Era atualmente um simples técnico de juvenil, no América. Fora escorraçado nos jornais. Ninguém falava nele e só uns poucos lembravam-se de sua passagem pelo futebol. E, no entanto, raríssimos craques tiveram uma carreira tão fulgurante, embora breve, muito breve. Houve um momento em que aparecia todos os dias, no berro gráfico das manchetes. Basta dizer o seguinte: - chegou a suplantar, a barrar no escrete o grande Ademir. E numa segunda-feira, após um Brasil x Argentina, foi demais: - seu nome encheu todas as bocas como saliva. E que fizera ele para pôr assim histérica uma cidade? Apenas isto: - três ou quatro jogadas de antologia. O futebol de Maneco era realmente enfeitado, pulado, colorido como um índio de carnaval. Mas essa glória, que era alucinante, foi também muito rápida.
E, súbito, o craque começou a perceber que a multidão já lhe negava o aplauso. Se, ao menos, fosse vaiado!
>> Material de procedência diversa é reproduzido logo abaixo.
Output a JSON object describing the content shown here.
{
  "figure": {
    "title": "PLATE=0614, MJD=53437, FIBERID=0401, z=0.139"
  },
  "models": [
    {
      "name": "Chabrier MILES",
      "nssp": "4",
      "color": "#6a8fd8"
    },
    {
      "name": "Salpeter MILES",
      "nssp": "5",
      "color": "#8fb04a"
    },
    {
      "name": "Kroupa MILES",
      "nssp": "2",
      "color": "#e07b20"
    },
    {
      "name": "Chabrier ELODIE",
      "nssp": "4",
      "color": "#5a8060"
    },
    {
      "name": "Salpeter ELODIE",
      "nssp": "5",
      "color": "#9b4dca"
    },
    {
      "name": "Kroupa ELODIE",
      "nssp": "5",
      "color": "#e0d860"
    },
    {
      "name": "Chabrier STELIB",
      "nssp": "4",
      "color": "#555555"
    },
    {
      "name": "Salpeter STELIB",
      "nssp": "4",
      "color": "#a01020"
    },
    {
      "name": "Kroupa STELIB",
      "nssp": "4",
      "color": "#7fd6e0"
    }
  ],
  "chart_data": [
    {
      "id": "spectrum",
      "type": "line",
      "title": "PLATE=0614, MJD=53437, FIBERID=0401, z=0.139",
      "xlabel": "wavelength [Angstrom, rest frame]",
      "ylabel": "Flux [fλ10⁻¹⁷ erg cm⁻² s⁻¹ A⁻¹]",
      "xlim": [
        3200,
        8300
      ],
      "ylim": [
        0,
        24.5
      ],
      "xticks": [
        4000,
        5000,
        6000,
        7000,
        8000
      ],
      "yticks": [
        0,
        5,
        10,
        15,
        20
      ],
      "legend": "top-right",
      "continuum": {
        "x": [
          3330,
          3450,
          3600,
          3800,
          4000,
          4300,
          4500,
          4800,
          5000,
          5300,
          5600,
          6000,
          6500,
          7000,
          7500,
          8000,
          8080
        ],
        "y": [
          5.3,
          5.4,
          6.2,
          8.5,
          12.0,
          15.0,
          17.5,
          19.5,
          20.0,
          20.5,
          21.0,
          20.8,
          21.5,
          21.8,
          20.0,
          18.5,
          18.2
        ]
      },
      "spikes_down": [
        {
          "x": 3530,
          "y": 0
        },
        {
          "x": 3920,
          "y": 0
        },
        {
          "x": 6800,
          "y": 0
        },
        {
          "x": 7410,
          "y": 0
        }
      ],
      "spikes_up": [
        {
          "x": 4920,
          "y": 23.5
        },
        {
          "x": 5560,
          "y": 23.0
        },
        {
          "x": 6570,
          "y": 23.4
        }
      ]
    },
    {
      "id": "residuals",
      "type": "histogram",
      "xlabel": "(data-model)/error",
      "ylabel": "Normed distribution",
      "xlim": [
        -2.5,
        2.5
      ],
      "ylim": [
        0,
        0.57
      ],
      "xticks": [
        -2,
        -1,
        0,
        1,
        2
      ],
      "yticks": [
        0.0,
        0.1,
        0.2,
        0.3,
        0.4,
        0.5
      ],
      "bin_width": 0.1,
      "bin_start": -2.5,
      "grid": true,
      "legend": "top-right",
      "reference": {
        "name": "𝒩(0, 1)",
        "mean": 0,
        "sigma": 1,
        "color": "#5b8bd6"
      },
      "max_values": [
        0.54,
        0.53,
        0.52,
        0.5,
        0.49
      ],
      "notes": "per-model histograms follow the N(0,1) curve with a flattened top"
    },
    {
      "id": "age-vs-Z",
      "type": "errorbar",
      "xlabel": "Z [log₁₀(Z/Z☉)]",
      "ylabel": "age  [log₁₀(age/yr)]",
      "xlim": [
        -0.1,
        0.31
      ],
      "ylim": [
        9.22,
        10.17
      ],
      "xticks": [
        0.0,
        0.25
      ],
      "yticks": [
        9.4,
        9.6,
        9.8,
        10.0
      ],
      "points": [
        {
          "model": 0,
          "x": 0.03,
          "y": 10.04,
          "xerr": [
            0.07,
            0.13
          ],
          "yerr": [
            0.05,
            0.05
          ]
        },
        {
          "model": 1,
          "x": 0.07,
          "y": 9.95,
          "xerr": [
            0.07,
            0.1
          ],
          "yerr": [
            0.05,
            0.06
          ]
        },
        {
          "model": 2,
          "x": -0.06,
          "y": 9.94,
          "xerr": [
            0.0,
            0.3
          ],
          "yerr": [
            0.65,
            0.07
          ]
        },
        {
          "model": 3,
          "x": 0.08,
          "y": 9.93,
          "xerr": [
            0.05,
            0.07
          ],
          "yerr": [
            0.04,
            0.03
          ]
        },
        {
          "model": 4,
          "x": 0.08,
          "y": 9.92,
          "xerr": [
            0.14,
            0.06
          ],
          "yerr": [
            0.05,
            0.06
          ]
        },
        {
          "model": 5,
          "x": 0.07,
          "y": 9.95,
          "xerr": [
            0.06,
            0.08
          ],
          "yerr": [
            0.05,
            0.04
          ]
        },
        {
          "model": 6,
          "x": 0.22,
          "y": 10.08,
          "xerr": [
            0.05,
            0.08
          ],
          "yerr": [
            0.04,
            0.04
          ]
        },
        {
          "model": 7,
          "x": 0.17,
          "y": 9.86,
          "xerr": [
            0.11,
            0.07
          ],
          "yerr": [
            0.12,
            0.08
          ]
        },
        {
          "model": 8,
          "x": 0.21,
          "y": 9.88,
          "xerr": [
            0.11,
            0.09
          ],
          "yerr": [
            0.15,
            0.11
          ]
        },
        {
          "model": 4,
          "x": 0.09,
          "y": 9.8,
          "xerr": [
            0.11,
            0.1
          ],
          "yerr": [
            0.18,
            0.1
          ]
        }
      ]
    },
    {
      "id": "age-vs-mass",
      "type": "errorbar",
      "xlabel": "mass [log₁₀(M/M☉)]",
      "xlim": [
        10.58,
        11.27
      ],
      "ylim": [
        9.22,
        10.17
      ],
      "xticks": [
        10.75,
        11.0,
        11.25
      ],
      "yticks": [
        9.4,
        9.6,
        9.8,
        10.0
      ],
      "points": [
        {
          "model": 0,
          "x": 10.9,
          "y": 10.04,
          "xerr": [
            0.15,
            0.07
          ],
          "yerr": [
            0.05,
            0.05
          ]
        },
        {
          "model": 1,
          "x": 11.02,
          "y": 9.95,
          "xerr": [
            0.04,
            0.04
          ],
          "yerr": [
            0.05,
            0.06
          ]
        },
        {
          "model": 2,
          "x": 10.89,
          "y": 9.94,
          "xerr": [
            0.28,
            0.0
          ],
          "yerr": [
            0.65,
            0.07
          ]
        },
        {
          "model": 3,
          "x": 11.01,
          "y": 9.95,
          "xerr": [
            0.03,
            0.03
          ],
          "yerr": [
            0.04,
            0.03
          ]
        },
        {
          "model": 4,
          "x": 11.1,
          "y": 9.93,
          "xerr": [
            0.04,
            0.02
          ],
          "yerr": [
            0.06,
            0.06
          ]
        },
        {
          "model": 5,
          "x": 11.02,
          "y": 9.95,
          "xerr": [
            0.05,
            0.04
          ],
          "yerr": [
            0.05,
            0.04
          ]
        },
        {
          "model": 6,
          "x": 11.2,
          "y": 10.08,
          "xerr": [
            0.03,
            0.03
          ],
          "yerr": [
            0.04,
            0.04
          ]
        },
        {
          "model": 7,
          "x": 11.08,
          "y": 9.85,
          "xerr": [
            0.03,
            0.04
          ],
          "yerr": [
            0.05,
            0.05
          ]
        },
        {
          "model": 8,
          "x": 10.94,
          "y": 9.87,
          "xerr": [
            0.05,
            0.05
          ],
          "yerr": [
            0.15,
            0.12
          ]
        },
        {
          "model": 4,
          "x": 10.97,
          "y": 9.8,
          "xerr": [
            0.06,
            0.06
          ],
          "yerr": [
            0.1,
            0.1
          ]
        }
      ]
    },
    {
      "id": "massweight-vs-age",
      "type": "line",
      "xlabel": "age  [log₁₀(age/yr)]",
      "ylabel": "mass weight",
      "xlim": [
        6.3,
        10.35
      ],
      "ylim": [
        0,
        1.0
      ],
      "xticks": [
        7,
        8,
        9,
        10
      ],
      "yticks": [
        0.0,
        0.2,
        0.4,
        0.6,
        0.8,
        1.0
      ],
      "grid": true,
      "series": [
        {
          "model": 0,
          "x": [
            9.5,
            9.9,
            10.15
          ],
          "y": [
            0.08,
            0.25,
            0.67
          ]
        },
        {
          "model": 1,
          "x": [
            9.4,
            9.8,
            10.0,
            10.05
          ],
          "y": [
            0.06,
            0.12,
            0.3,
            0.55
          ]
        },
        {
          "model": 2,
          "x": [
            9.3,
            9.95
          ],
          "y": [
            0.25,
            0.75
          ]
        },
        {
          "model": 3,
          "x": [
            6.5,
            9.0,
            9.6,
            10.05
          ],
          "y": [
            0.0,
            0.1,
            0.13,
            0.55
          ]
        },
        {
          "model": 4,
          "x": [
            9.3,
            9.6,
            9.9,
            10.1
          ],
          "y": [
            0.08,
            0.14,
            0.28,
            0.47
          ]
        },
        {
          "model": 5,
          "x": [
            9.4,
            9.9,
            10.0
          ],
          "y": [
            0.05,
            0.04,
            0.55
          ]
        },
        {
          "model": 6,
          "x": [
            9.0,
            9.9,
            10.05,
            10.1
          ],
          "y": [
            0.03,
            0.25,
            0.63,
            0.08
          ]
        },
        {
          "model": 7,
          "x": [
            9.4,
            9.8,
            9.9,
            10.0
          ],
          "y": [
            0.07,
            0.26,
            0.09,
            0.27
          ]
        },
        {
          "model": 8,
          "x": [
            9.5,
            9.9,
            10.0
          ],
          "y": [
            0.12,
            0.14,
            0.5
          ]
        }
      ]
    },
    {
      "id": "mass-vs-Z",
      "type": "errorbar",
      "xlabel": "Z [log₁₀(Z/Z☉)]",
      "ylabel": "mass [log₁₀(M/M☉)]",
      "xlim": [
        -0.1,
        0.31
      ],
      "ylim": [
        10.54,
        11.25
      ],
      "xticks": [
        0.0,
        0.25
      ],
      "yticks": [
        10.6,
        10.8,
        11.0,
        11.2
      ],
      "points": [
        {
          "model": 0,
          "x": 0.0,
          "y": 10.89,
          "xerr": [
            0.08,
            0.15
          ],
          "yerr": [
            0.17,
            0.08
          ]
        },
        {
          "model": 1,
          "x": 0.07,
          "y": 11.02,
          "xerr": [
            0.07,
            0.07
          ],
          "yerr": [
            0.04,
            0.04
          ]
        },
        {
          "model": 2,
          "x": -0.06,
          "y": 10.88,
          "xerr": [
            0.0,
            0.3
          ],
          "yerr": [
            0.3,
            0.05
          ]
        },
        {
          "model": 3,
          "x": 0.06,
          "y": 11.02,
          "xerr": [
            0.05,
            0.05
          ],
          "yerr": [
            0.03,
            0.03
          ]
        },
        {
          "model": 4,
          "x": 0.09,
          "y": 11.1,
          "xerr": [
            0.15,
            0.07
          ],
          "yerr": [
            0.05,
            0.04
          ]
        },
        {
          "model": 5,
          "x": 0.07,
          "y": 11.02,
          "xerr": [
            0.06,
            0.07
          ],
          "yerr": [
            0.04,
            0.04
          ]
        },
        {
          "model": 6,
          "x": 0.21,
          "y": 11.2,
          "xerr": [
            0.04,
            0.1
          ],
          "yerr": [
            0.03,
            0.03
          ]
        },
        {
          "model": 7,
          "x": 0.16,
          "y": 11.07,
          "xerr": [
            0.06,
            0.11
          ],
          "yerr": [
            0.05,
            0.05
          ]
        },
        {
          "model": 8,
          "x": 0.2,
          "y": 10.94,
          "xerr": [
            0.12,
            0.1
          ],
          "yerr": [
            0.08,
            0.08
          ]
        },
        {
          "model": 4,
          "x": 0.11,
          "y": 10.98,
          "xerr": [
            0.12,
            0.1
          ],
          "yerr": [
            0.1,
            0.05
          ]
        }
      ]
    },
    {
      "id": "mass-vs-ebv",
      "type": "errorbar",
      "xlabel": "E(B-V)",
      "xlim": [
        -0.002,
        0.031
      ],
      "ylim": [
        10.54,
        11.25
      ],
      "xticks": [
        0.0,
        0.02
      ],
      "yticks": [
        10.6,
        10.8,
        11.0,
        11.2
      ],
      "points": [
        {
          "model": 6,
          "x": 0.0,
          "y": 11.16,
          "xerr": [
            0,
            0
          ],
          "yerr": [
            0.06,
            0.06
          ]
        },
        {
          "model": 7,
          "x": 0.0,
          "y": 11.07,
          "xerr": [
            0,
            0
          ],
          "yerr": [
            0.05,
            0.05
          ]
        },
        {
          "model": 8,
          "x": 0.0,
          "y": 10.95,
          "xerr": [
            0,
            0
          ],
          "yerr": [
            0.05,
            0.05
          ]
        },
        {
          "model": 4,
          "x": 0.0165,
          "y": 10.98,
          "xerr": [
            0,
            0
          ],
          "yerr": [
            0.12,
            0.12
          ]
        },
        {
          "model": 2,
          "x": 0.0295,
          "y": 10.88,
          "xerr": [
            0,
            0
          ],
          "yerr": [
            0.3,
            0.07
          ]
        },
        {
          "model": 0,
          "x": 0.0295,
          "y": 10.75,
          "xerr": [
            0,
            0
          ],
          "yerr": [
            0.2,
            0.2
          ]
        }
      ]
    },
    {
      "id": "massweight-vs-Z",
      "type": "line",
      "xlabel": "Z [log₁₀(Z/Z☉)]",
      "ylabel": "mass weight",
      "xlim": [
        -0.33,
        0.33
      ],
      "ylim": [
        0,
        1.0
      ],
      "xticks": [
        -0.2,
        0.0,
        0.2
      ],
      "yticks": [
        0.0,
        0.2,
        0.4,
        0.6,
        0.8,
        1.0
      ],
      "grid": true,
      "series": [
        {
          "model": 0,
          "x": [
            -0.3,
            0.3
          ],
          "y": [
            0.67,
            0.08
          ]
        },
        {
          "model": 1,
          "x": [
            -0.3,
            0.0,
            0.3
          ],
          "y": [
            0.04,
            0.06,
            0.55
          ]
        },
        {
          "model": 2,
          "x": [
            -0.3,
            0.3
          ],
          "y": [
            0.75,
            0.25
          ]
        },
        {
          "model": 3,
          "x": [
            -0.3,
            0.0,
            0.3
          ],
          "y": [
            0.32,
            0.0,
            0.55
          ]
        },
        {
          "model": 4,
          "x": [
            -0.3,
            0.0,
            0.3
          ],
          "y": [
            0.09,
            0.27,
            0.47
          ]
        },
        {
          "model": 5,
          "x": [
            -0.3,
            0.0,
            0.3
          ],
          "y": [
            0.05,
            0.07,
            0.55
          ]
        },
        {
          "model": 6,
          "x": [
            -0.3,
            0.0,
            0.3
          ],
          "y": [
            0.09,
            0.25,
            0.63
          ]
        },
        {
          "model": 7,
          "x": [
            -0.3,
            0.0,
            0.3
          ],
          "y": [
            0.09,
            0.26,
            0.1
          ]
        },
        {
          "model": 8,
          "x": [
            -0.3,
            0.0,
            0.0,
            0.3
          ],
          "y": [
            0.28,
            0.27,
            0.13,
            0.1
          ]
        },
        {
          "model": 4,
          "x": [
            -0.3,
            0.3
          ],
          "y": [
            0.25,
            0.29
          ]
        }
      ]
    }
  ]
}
Mas nem isso, nem isso! Por fim, quando se falava nele, já faziam confusão: - “Maneca, do Vasco?” Não há ninguém mais desconhecido. Ninguém mais obscuro, ninguém mais anônimo do que o sujeito que foi célebre um dia. Quanto à imprensa, o rádio, à televisão, viviam esfregando na nossa cara o outro Maneco mais atual: - Didi. Por último, veio a história dos quarenta contos, que não pôde pagar. O meu confrade Carlos Renato disse bem: - numa terra em que todos devem, Maneco morreu de paixão, por uma dívida.
Cabe nesta crônica o raciocínio: - o ex-craque matou-se por causa de quarenta contos. E assim sendo todos os que, na face da terra, aqui ou alhures, dispõem de uma importância igual ou maior, estão implicados no episódio. Por outro lado é um erro considerar-se o suicídio como tal. Na verdade, ele representa algo mais: - é um assassinato. Examinemos uma relação, ainda que sumária, dos que influíram no seu desespero: - primeiro os que tinham quarenta contos ou mais; e, depois, todos nós e cada um de nós. Sim, amigos: todos os que lhe negamos o aplauso, que lhe viramos as costas, que o confundimos com o Maneco do Vasco, que o esquecemos, somos co-assassinos de Maneco”.

Cabe, também, ainda nesta crônica, outro raciocínio, para continuarmos na linha rodrigueana: Por que, então, teria se matado Mirko Saric, o jovem atacante argentino do San Lorenzo? Que fique claro: o ser humano é muito mais perguntas do que respostas.